第6章 お屋敷での生活
斉藤さんが帰っても、やることは残っている。残りの家事を済ませていると、実弥さんから声がかかる。
「ノブ、今日はいつもより早めに出る。飯の準備を頼む」
「鴉からの指令ですか?分かりました。もう準備できてるので、お部屋にお持ちしますね」
「ああ」
今日は指令が出たようだ。夕飯の準備を早めにしておいて良かった。いつも通り準備し、お盆にのせ実弥さんの部屋まで持っていく。
「実弥さん、夕食お持ちしましたよ」
「ああ」
すっと襖が開き、お盆を受け取ると、またすぐに襖を閉められる。少しずつ鬼狩りへ行く、風柱不死川実弥になってきていた。分かってはいるが、まだ慣れない。まだ怖いという感覚がつきまとう。
自室に戻り、早いが夕食を食べる。以前の息の詰まるような感覚はないが、やはり何か重苦しい雰囲気が纏わりつく。いつになったら慣れるのだろうか。いや、慣れる日は来るのだろうか。
そんなことを考えながら口に運んでいたが、いつの間にか食べ終わっていた。じっとしていてもどうにもならないので、台所に立ち片付けていく。
襖の開く音が聞こえ、振り替えると準備万端整えた実弥さんが部屋から出てきた。やはり息の詰まるような感覚は変わらない。でも怖さは、慣れたのだろう。前回よりましだ。
「実弥さん、行ってらっしゃいませ」
「行ってくる」
こちらを見ることもなく、一言残して出ていってしまった。もう見えなくなった後ろ姿に向かって、深々と頭を下げ、小声で呟く。
「無事に帰ってきてくださいね」
誰に聞かれるともなく呟いた言葉は、頭を上げた先に見えた夕陽に溶け込んでしまった。
実弥さんを見送った後も、いつもと変わらない日常だ。だいぶ慣れてきたものだから、早く準備が終わる。夜空に向かって実弥さんの無事を祈るのも、慣れてきたものだ。

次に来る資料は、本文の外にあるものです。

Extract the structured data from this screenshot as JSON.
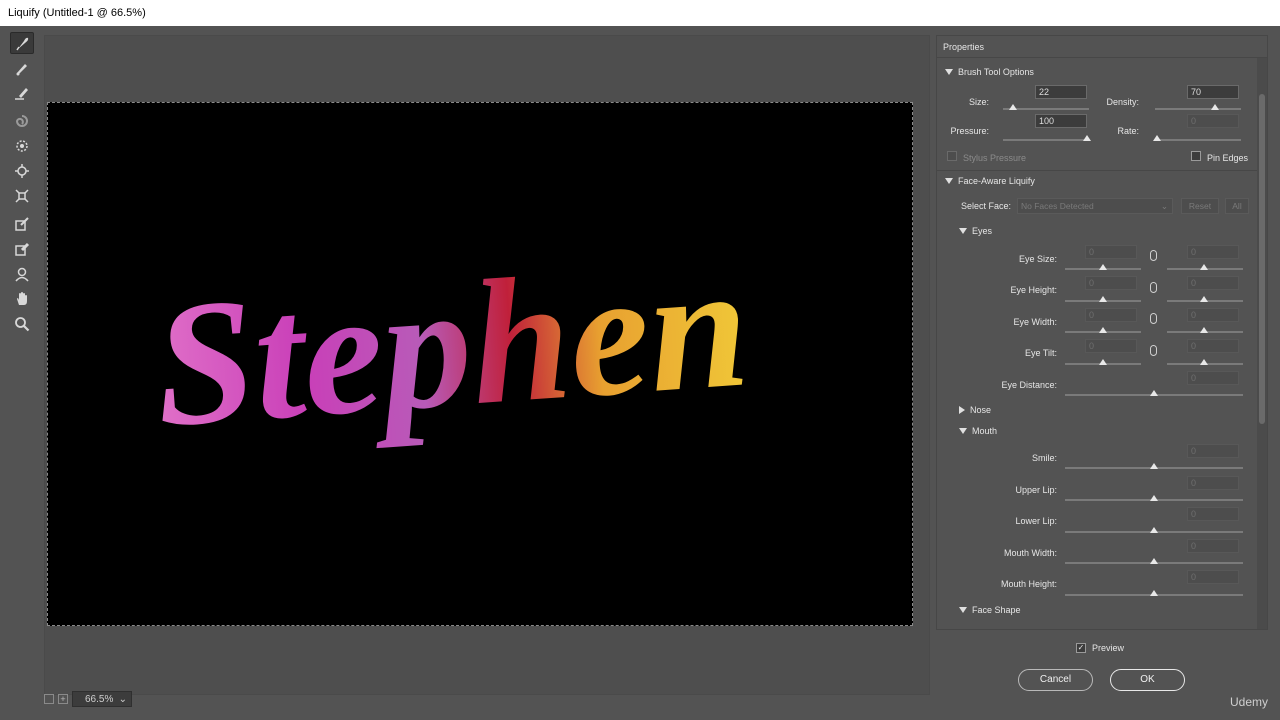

ただ今日は布団に入ってから寝付くまでに少し時間があった。明日の斉藤さんはどうなるだろうかと考える。茹で蛸になりながらも何とか華子さんと話していたり、次の約束を取り付けようと奮闘する姿を想像する。斉藤さんからどうだったか聞けないのが残念だが、華子さんからどうだったか聞ける筈だ。明後日が楽しみだと思いながら、眠りについた。